Cotton: March and May cotton futures prices rose 95 and 93 points, respectively, today on short covering following recent selling pressure that drove prices to 12-month lows early on today. Today’s corrective bounce in the cotton market is not surprising given the recent strong selling pressure. A solid rebound in the crude oil futures market today also supported some buying interest in cotton futures. Still, the cotton market has suffered ill effects from generally bearish outside market forces recently. The Dow Jones Industrial Average posted its worst Christmas Eve ever on Monday, dropping more than 650 points after the Trump administration put out mixed signals about the economy on Monday. There is talk President Trump is frustrated with Treasury Secretary Steven Mnuchin, and a source told CNN Mnuchin's job could be in "serious jeopardy." President Trump on Tuesday blamed all the recent market volatility on the Federal Reserve raising interest rates. The partial shutdown of the U.S. government continued for a fifth day and Trump is not sending any strong signals he’s interested in ending the standoff. The rising economic concerns have some analysts talking about a synchronized slowdown around the world. Agriculture, including the cotton market, would be vulnerable to a deeper setback.
Hogs: Lean hog futures finished mixed with a modest upside bias in thin holiday trade. The February through August contracts posted gains of 2 1/2 to 22 1/2 cents. Some of the far-deferred contracts posted mild price losses. Price action was light today and is likely to remain that way tomorrow as many traders have opted to take off until after the New Year’s holiday. In addition, fresh news is light, partly due to the partial government shutdown. USDA didn’t update its average national direct cash hog price because of price confidentiality, but cash sources reported weaker cash hog bids. That’s not a surprise given that packers are buying hogs for holiday slaughters through next week and market-ready supplies are abundant. As a result, we anticipate further pressure on the cash market the remainder of the week.

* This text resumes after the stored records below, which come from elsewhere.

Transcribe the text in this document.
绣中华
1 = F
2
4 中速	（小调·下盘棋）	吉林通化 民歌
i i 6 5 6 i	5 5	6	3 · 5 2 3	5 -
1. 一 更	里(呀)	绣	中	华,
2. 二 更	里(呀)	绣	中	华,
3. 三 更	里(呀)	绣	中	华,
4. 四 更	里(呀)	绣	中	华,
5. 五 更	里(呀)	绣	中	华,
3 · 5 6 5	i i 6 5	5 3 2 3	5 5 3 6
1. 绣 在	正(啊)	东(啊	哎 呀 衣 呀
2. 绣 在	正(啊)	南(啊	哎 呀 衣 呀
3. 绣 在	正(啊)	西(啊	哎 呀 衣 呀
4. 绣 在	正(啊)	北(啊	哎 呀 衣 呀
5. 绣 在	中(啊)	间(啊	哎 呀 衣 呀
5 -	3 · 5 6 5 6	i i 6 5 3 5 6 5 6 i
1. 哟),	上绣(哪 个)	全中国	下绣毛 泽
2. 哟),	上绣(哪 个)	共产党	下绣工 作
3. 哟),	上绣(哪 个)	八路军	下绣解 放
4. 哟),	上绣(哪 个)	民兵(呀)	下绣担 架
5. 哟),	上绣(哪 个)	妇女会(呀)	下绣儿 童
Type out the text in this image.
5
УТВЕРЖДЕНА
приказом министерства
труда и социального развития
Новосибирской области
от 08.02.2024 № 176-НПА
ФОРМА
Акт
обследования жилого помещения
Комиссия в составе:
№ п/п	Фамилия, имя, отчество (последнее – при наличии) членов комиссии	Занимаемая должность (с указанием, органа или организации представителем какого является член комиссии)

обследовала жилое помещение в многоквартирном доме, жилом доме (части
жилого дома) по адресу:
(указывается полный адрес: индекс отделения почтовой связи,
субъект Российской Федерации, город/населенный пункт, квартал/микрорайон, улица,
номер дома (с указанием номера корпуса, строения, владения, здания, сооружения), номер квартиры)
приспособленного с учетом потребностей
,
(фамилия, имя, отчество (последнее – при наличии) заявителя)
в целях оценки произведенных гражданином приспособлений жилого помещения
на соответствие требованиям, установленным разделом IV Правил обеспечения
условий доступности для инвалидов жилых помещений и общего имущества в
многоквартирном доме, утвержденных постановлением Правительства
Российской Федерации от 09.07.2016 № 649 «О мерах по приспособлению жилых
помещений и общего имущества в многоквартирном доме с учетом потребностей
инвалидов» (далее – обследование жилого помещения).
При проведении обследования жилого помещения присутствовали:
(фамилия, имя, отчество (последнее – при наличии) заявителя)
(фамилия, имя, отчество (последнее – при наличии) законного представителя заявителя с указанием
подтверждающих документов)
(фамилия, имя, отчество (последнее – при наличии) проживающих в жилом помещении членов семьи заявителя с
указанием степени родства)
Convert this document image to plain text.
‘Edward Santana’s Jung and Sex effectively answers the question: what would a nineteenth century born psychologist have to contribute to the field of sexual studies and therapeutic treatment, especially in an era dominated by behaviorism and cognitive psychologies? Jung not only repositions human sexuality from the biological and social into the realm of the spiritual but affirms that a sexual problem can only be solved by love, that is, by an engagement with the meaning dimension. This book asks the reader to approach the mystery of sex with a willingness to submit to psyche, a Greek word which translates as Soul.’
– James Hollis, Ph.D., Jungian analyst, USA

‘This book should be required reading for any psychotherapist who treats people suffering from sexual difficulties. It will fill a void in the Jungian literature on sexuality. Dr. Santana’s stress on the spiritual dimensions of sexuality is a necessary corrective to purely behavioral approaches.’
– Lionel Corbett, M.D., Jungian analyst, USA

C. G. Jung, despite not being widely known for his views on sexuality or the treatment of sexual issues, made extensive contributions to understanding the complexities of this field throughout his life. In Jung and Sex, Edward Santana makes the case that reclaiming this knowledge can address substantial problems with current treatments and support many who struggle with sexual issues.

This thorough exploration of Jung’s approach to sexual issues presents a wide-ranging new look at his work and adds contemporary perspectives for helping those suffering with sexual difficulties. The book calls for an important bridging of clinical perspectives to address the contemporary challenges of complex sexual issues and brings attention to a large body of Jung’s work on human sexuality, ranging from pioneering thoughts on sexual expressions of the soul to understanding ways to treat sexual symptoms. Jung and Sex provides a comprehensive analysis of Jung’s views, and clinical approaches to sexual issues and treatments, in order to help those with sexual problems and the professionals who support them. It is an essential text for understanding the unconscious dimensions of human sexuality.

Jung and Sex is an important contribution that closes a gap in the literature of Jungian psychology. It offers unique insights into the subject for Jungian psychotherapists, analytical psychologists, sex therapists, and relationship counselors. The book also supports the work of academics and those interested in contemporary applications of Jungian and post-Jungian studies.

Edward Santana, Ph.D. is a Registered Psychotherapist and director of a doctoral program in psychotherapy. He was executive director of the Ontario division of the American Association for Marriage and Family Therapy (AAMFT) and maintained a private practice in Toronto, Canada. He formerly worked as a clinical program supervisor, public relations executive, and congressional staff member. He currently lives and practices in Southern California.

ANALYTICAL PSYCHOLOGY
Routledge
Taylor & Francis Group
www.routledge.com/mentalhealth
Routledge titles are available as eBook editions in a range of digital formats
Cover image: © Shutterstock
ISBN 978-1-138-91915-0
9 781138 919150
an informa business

Cattle: Live cattle futures finished mostly higher, with prices rising 47.5 cents to $121.35 in December contract with February down 2.5 cents and April up 2.5 cents. The first three contracts all made new highs for the current rally. Feeder cattle futures were up 25 to 72.5 cents. A major winter storm is heading from Colorado to Minnesota the next three days, with as much as a foot of new snow followed by sub-zero temperatures. That will create poor travel and harsh feedlot conditions. Demand for beef remains good to excellent. Midday prices rose 78 cents for Choice carcass values and 4 cents for Select. Sales were more than 100 loads with trimming demand improving and roasts strengthening. Estimated packer margins are more than $114 per head, and likely to support higher packer bids for a sixth consecutive week. Feedlots already asking $2 more than a week ago in early-week negotiations.